Primero Néstor Kirchner, cuando pudo estabilizarse en el poder tras asumir en 2003 con poco más del 22 por ciento de los votos, y luego Cristina Fernández de Kirchner, llevaron adelante un gobierno y la construcción política y de poder en base a confrontaciones y peleas.
Así, los medios de comunicación, los grandes empresarios del campo, fiscales y jueces, la oposición política, fueron señalados como enemigos, herramientas de los grupos de poder económico y a las corporaciones hegemónicas y, por lo tanto, sus críticas fueron reformuladas en afrentas contra los 40 millones de argentinos.

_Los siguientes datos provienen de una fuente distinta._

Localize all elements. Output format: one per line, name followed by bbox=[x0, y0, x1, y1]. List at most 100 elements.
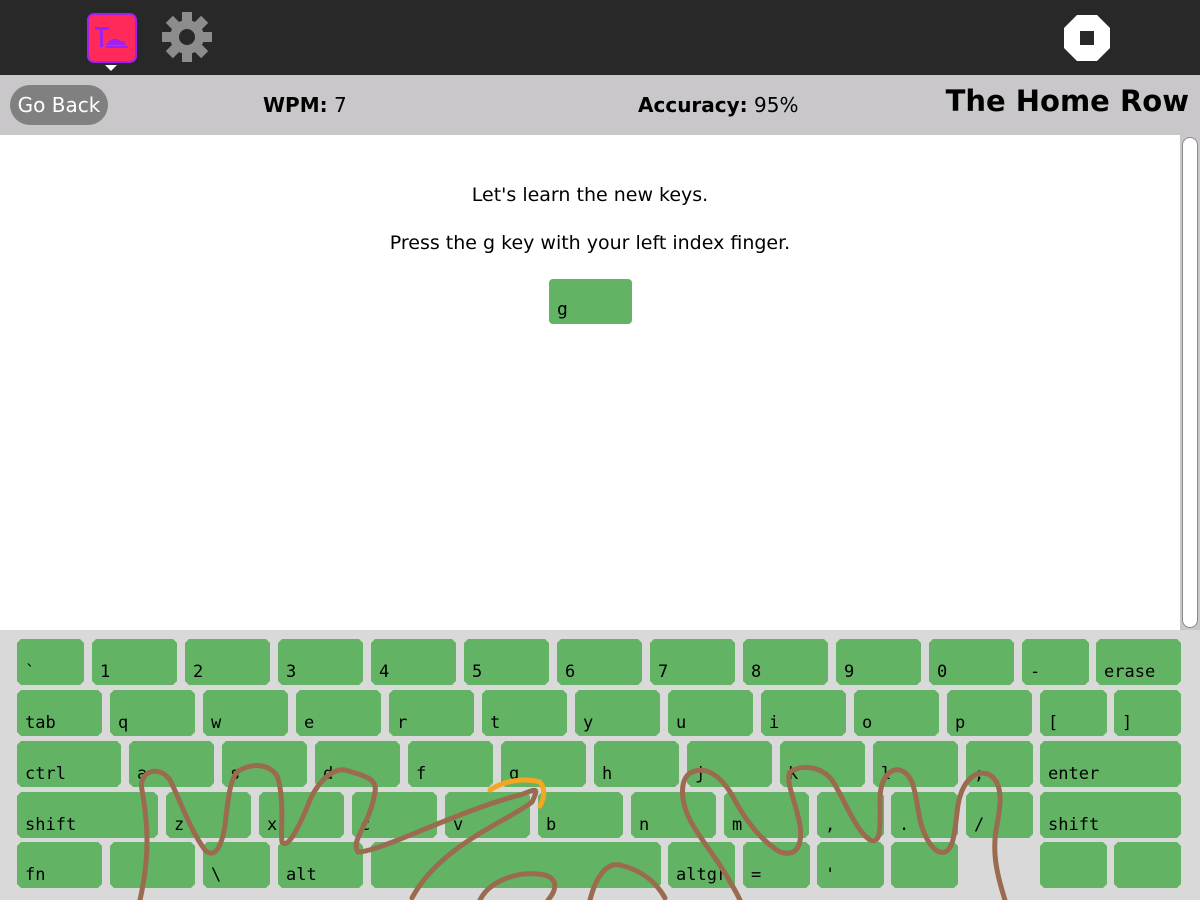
key-x47[interactable]: / bbox=[966, 792, 1033, 838]
key-tab[interactable]: tab bbox=[17, 690, 102, 736]
key-label: j bbox=[695, 764, 706, 784]
key-x59[interactable]: ; bbox=[966, 741, 1033, 787]
key-x93[interactable]: ] bbox=[1114, 690, 1181, 736]
key-label: h bbox=[602, 764, 613, 784]
key-p[interactable]: p bbox=[947, 690, 1032, 736]
key-z[interactable]: z bbox=[166, 792, 251, 838]
key-2[interactable]: 2 bbox=[185, 639, 270, 685]
key-label: - bbox=[1030, 662, 1041, 682]
key-label: ctrl bbox=[25, 764, 66, 784]
key-m[interactable]: m bbox=[724, 792, 809, 838]
key-6[interactable]: 6 bbox=[557, 639, 642, 685]
key-label: w bbox=[211, 713, 222, 733]
key-f[interactable]: f bbox=[408, 741, 493, 787]
key-alt[interactable]: alt bbox=[278, 842, 363, 888]
key-label: o bbox=[862, 713, 873, 733]
scrollbar-thumb[interactable] bbox=[1182, 137, 1198, 628]
key-x[interactable]: x bbox=[259, 792, 344, 838]
key-label: x bbox=[267, 815, 278, 835]
key-a[interactable]: a bbox=[129, 741, 214, 787]
key-c[interactable]: c bbox=[352, 792, 437, 838]
key-e[interactable]: e bbox=[296, 690, 381, 736]
key-label: a bbox=[137, 764, 148, 784]
instruction-line-2: Press the g key with your left index fin… bbox=[389, 232, 791, 254]
key-t[interactable]: t bbox=[482, 690, 567, 736]
stop-icon[interactable] bbox=[1062, 13, 1112, 63]
key-9[interactable]: 9 bbox=[836, 639, 921, 685]
key-y[interactable]: y bbox=[575, 690, 660, 736]
key-label: \ bbox=[211, 865, 222, 885]
key-l[interactable]: l bbox=[873, 741, 958, 787]
key-label: shift bbox=[1048, 815, 1100, 835]
key-x46[interactable]: . bbox=[891, 792, 958, 838]
key-5[interactable]: 5 bbox=[464, 639, 549, 685]
key-3[interactable]: 3 bbox=[278, 639, 363, 685]
gear-icon[interactable] bbox=[161, 11, 213, 63]
go-back-button[interactable]: Go Back bbox=[10, 85, 108, 125]
key-shift[interactable]: shift bbox=[17, 792, 158, 838]
key-erase[interactable]: erase bbox=[1096, 639, 1181, 685]
key-w[interactable]: w bbox=[203, 690, 288, 736]
key-j[interactable]: j bbox=[687, 741, 772, 787]
wpm-value: 7 bbox=[333, 93, 347, 117]
typing-turtle-icon bbox=[95, 27, 128, 48]
key-label: r bbox=[397, 713, 408, 733]
lesson-title: The Home Row bbox=[945, 84, 1189, 118]
key-v[interactable]: v bbox=[445, 792, 530, 838]
key-u[interactable]: u bbox=[668, 690, 753, 736]
key-label: f bbox=[416, 764, 427, 784]
key-8[interactable]: 8 bbox=[743, 639, 828, 685]
key-label: fn bbox=[25, 865, 46, 885]
key-label: 6 bbox=[565, 662, 576, 682]
key-0[interactable]: 0 bbox=[929, 639, 1014, 685]
key-7[interactable]: 7 bbox=[650, 639, 735, 685]
key-4[interactable]: 4 bbox=[371, 639, 456, 685]
key-fn[interactable]: fn bbox=[17, 842, 102, 888]
key-x61[interactable]: = bbox=[743, 842, 810, 888]
key-x92[interactable]: \ bbox=[203, 842, 270, 888]
key-i[interactable]: i bbox=[761, 690, 846, 736]
key-o[interactable]: o bbox=[854, 690, 939, 736]
key-altgr[interactable]: altgr bbox=[668, 842, 735, 888]
key-blank-4-8[interactable] bbox=[891, 842, 958, 888]
key-label: . bbox=[899, 815, 910, 835]
key-label: shift bbox=[25, 815, 77, 835]
key-q[interactable]: q bbox=[110, 690, 195, 736]
key-label: v bbox=[453, 815, 464, 835]
key-label: c bbox=[360, 815, 371, 835]
key-blank-4-10[interactable] bbox=[1114, 842, 1181, 888]
activity-icon[interactable] bbox=[87, 13, 137, 63]
key-label: z bbox=[174, 815, 185, 835]
scrollbar[interactable] bbox=[1180, 135, 1200, 630]
key-r[interactable]: r bbox=[389, 690, 474, 736]
key-x91[interactable]: [ bbox=[1040, 690, 1107, 736]
key-x39[interactable]: ' bbox=[817, 842, 884, 888]
key-enter[interactable]: enter bbox=[1040, 741, 1181, 787]
status-bar: Go Back WPM: 7 Accuracy: 95% The Home Ro… bbox=[0, 75, 1200, 135]
key-ctrl[interactable]: ctrl bbox=[17, 741, 121, 787]
key-label: altgr bbox=[676, 865, 728, 885]
key-h[interactable]: h bbox=[594, 741, 679, 787]
key-shift[interactable]: shift bbox=[1040, 792, 1181, 838]
key-label: g bbox=[509, 764, 520, 784]
key-blank-4-1[interactable] bbox=[110, 842, 195, 888]
key-label: l bbox=[881, 764, 892, 784]
key-label: d bbox=[323, 764, 334, 784]
target-key-label: g bbox=[557, 299, 568, 320]
key-b[interactable]: b bbox=[538, 792, 623, 838]
key-label: ; bbox=[974, 764, 985, 784]
key-g[interactable]: g bbox=[501, 741, 586, 787]
key-x96[interactable]: ` bbox=[17, 639, 84, 685]
key-1[interactable]: 1 bbox=[92, 639, 177, 685]
key-blank-4-9[interactable] bbox=[1040, 842, 1107, 888]
key-label: b bbox=[546, 815, 557, 835]
key-d[interactable]: d bbox=[315, 741, 400, 787]
key-x45[interactable]: - bbox=[1022, 639, 1089, 685]
key-k[interactable]: k bbox=[780, 741, 865, 787]
wpm-label: WPM: bbox=[263, 93, 328, 117]
key-label: q bbox=[118, 713, 129, 733]
key-s[interactable]: s bbox=[222, 741, 307, 787]
key-x44[interactable]: , bbox=[817, 792, 884, 838]
key-n[interactable]: n bbox=[631, 792, 716, 838]
key-blank-4-4[interactable] bbox=[371, 842, 661, 888]
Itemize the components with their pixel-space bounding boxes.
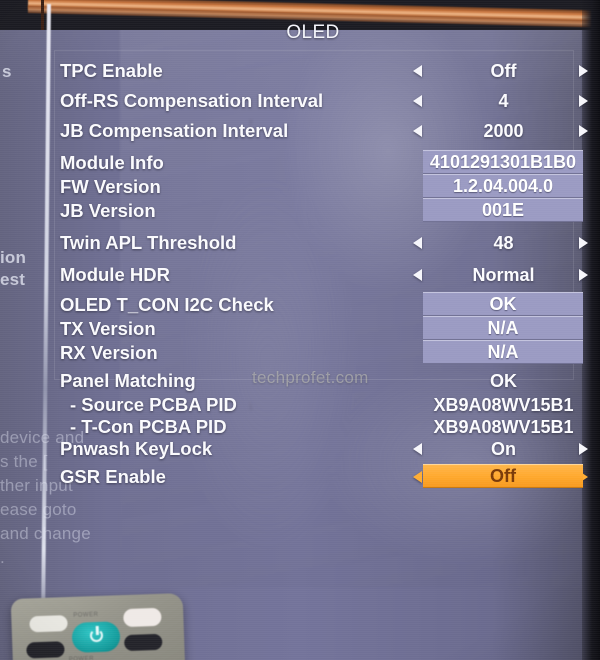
- background-text-fragment: s: [2, 62, 12, 81]
- menu-row-label: JB Version: [60, 200, 156, 221]
- menu-row-value[interactable]: 4101291301B1B0: [423, 150, 583, 174]
- menu-row-value[interactable]: 48: [431, 228, 576, 258]
- menu-row-label: JB Compensation Interval: [60, 120, 289, 141]
- menu-row-value-selected[interactable]: Off: [423, 464, 583, 488]
- decrease-value-arrow-icon[interactable]: [413, 269, 422, 281]
- menu-row-label: Pnwash KeyLock: [60, 438, 213, 459]
- menu-row[interactable]: Module HDR Normal: [48, 260, 588, 290]
- increase-value-arrow-icon[interactable]: [579, 443, 588, 455]
- decrease-value-arrow-icon[interactable]: [413, 125, 422, 137]
- increase-value-arrow-icon[interactable]: [579, 125, 588, 137]
- menu-row-label: Twin APL Threshold: [60, 232, 237, 253]
- decrease-value-arrow-icon[interactable]: [413, 237, 422, 249]
- menu-row-value[interactable]: OK: [423, 292, 583, 316]
- remote-menu-button: [123, 633, 163, 652]
- menu-row[interactable]: Twin APL Threshold 48: [48, 228, 588, 258]
- menu-row-value[interactable]: 4: [431, 86, 576, 116]
- menu-row[interactable]: JB Version 001E: [48, 196, 588, 226]
- decrease-value-arrow-icon[interactable]: [413, 471, 422, 483]
- background-text-fragment: s the [: [0, 452, 48, 471]
- menu-row[interactable]: GSR Enable Off: [48, 462, 588, 492]
- remote-control: POWER POWER: [10, 593, 186, 660]
- remote-mute-button: [29, 615, 68, 633]
- increase-value-arrow-icon[interactable]: [579, 65, 588, 77]
- remote-sub-label: POWER: [68, 656, 95, 660]
- page-title: OLED: [286, 22, 340, 43]
- remote-input-button: [26, 641, 65, 659]
- background-text-fragment: ion: [0, 248, 27, 267]
- menu-row-value[interactable]: 001E: [423, 198, 583, 222]
- menu-row-value[interactable]: 2000: [431, 116, 576, 146]
- remote-red-button: [123, 607, 162, 628]
- tv-screen-photo: s ion est device and s the [ther input ease g…: [0, 0, 600, 660]
- menu-row-value[interactable]: On: [431, 434, 576, 464]
- menu-row-label: TPC Enable: [60, 60, 163, 81]
- increase-value-arrow-icon[interactable]: [579, 269, 588, 281]
- background-text-fragment: and change: [0, 524, 91, 543]
- remote-power-label: POWER: [73, 611, 99, 619]
- menu-row[interactable]: RX Version N/A: [48, 338, 588, 368]
- decrease-value-arrow-icon[interactable]: [413, 443, 422, 455]
- watermark: techprofet.com: [252, 368, 369, 387]
- menu-row-value[interactable]: Normal: [431, 260, 576, 290]
- menu-row-value[interactable]: N/A: [423, 316, 583, 340]
- increase-value-arrow-icon[interactable]: [579, 95, 588, 107]
- menu-row-value[interactable]: Off: [431, 56, 576, 86]
- oled-service-menu: OLED TPC Enable Off Off-RS Compensation In…: [48, 6, 588, 526]
- menu-row[interactable]: TPC Enable Off: [48, 56, 588, 86]
- panel-edge-shadow: [41, 0, 44, 30]
- menu-row-label: Off-RS Compensation Interval: [60, 90, 324, 111]
- menu-row[interactable]: Off-RS Compensation Interval 4: [48, 86, 588, 116]
- decrease-value-arrow-icon[interactable]: [413, 95, 422, 107]
- menu-row-value[interactable]: N/A: [423, 340, 583, 364]
- increase-value-arrow-icon[interactable]: [579, 237, 588, 249]
- menu-row-value[interactable]: 1.2.04.004.0: [423, 174, 583, 198]
- decrease-value-arrow-icon[interactable]: [413, 65, 422, 77]
- menu-row[interactable]: Pnwash KeyLock On: [48, 434, 588, 464]
- background-text-fragment: est: [0, 270, 26, 289]
- menu-row-label: GSR Enable: [60, 466, 166, 487]
- menu-row[interactable]: JB Compensation Interval 2000: [48, 116, 588, 146]
- menu-row-label: Module HDR: [60, 264, 170, 285]
- menu-row-label: RX Version: [60, 342, 158, 363]
- background-text-fragment: .: [0, 548, 5, 567]
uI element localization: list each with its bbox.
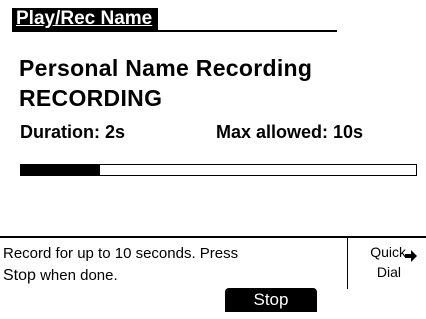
- stop-button[interactable]: Stop: [225, 288, 317, 312]
- message-rest: when done.: [35, 267, 118, 284]
- recording-progress-bar: [20, 164, 417, 176]
- title-divider: [12, 30, 337, 32]
- footer-divider: [0, 236, 426, 238]
- quick-dial-label-2: Dial: [376, 264, 401, 280]
- progress-fill: [21, 165, 100, 175]
- quick-dial-label-1: Quick: [370, 244, 406, 260]
- message-stop-word: Stop: [3, 267, 36, 284]
- footer-separator: [347, 238, 348, 289]
- screen-title: Play/Rec Name: [12, 8, 159, 30]
- phone-screen: Play/Rec Name Personal Name Recording RE…: [0, 0, 426, 319]
- arrow-right-icon[interactable]: [405, 250, 417, 262]
- instruction-message: Record for up to 10 seconds. Press Stop …: [3, 243, 343, 287]
- quick-dial-softkey[interactable]: Quick Dial: [354, 242, 406, 282]
- page-heading: Personal Name Recording: [19, 55, 313, 81]
- max-allowed-label: Max allowed: 10s: [216, 122, 364, 142]
- duration-label: Duration: 2s: [20, 122, 126, 142]
- status-heading: RECORDING: [19, 85, 163, 111]
- message-line1: Record for up to 10 seconds. Press: [3, 245, 239, 262]
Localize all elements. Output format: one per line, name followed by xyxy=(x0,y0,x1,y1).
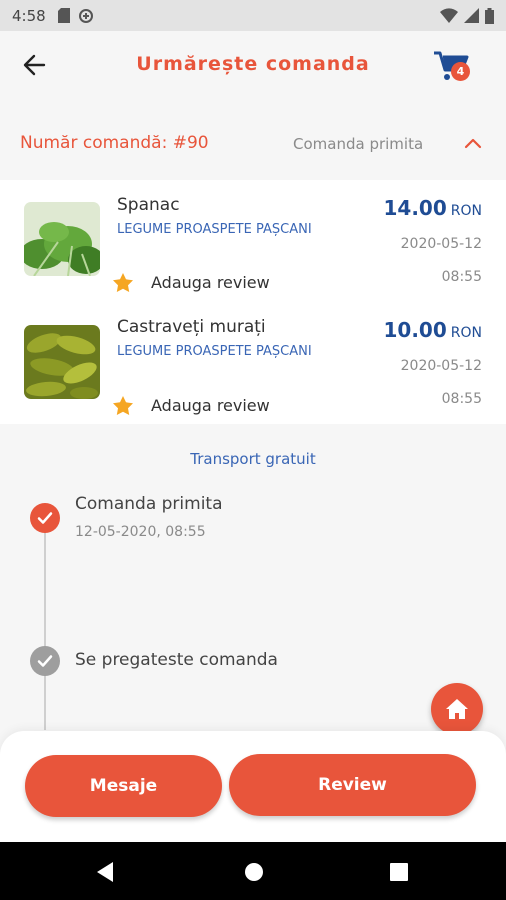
product-list: Spanac LEGUME PROASPETE PAȘCANI 14.00 RON… xyxy=(0,180,506,424)
product-vendor[interactable]: LEGUME PROASPETE PAȘCANI xyxy=(117,222,312,237)
star-icon xyxy=(113,396,133,415)
order-status: Comanda primita xyxy=(293,135,424,153)
product-item[interactable]: Castraveți murați LEGUME PROASPETE PAȘCA… xyxy=(0,302,506,424)
product-date: 2020-05-12 xyxy=(400,358,482,374)
check-pending-icon xyxy=(30,646,60,676)
price-currency: RON xyxy=(450,325,482,341)
status-bar: 4:58 xyxy=(0,0,506,31)
chevron-up-icon[interactable] xyxy=(463,135,483,151)
timeline-step-date: 12-05-2020, 08:55 xyxy=(75,524,206,540)
product-date: 2020-05-12 xyxy=(400,236,482,252)
product-price: 10.00 RON xyxy=(384,318,483,342)
order-number: Număr comandă: #90 xyxy=(20,133,209,153)
timeline-connector xyxy=(44,530,46,730)
add-review-link[interactable]: Adauga review xyxy=(113,396,270,415)
product-vendor[interactable]: LEGUME PROASPETE PAȘCANI xyxy=(117,344,312,359)
wifi-icon xyxy=(440,8,458,23)
product-time: 08:55 xyxy=(441,269,482,285)
order-header[interactable]: Număr comandă: #90 Comanda primita xyxy=(0,120,506,166)
product-price: 14.00 RON xyxy=(384,196,483,220)
status-time: 4:58 xyxy=(12,6,46,25)
star-icon xyxy=(113,273,133,292)
product-time: 08:55 xyxy=(441,391,482,407)
battery-icon xyxy=(485,7,494,24)
product-image-pickles xyxy=(24,325,100,399)
app-bar: Urmărește comanda xyxy=(0,31,506,99)
timeline-step-title: Comanda primita xyxy=(75,494,223,514)
review-button[interactable]: Review xyxy=(229,754,476,816)
product-name: Castraveți murați xyxy=(117,317,266,337)
cart-count-badge: 4 xyxy=(451,62,470,81)
price-currency: RON xyxy=(450,203,482,219)
price-value: 14.00 xyxy=(383,196,447,220)
system-nav-bar xyxy=(0,842,506,900)
add-review-label: Adauga review xyxy=(151,396,270,415)
product-name: Spanac xyxy=(117,195,180,215)
page-title: Urmărește comanda xyxy=(136,53,370,75)
messages-button[interactable]: Mesaje xyxy=(25,755,222,817)
bottom-action-panel: Mesaje Review xyxy=(0,731,506,842)
timeline-step-title: Se pregateste comanda xyxy=(75,650,278,670)
transport-info: Transport gratuit xyxy=(190,450,316,468)
add-review-link[interactable]: Adauga review xyxy=(113,273,270,292)
data-saver-icon xyxy=(78,8,93,23)
add-review-label: Adauga review xyxy=(151,273,270,292)
check-done-icon xyxy=(30,503,60,533)
signal-icon xyxy=(464,8,479,23)
product-item[interactable]: Spanac LEGUME PROASPETE PAȘCANI 14.00 RON… xyxy=(0,180,506,302)
nav-home-icon[interactable] xyxy=(244,862,264,882)
price-value: 10.00 xyxy=(383,318,447,342)
nav-recents-icon[interactable] xyxy=(390,863,408,881)
product-image-spinach xyxy=(24,202,100,276)
nav-back-icon[interactable] xyxy=(95,861,115,883)
sim-card-icon xyxy=(57,8,70,23)
home-icon xyxy=(446,699,468,719)
home-button[interactable] xyxy=(431,683,483,735)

En uno de sus últimos reportajes antes de morir, el escritor Ernesto Laclau -un gurú para el kirchnerismo- señaló que la división es necesaria dentro de un esquema manejable institucionalmente y que el conflicto es la esencia de la democracia y no hay democracia sin conflicto, sin antinomia y sin confrontación.
A la exacerbación de este conflicto regulado, como escribió Laclau en La razón populista, el periodista Jorge Lanata la denominó La grieta: una división imaginaria que en la última década cruzó de manera transversal todos los ámbitos de la sociedad, llegando a la base: amigos y familiares que rompían el vínculo, presos del fanatismo político.
En estos 12 años, las organizaciones sindicales (CGT y CTA) se fracturaron en oficialistas y opositoras, nació Carta Abierta y La Cámpora para defender el modelo nacional y popular como censores intelectuales y en el terreno militante ante las afrentan internas y externas; lo mismo pasó con actores, músicos y periodistas.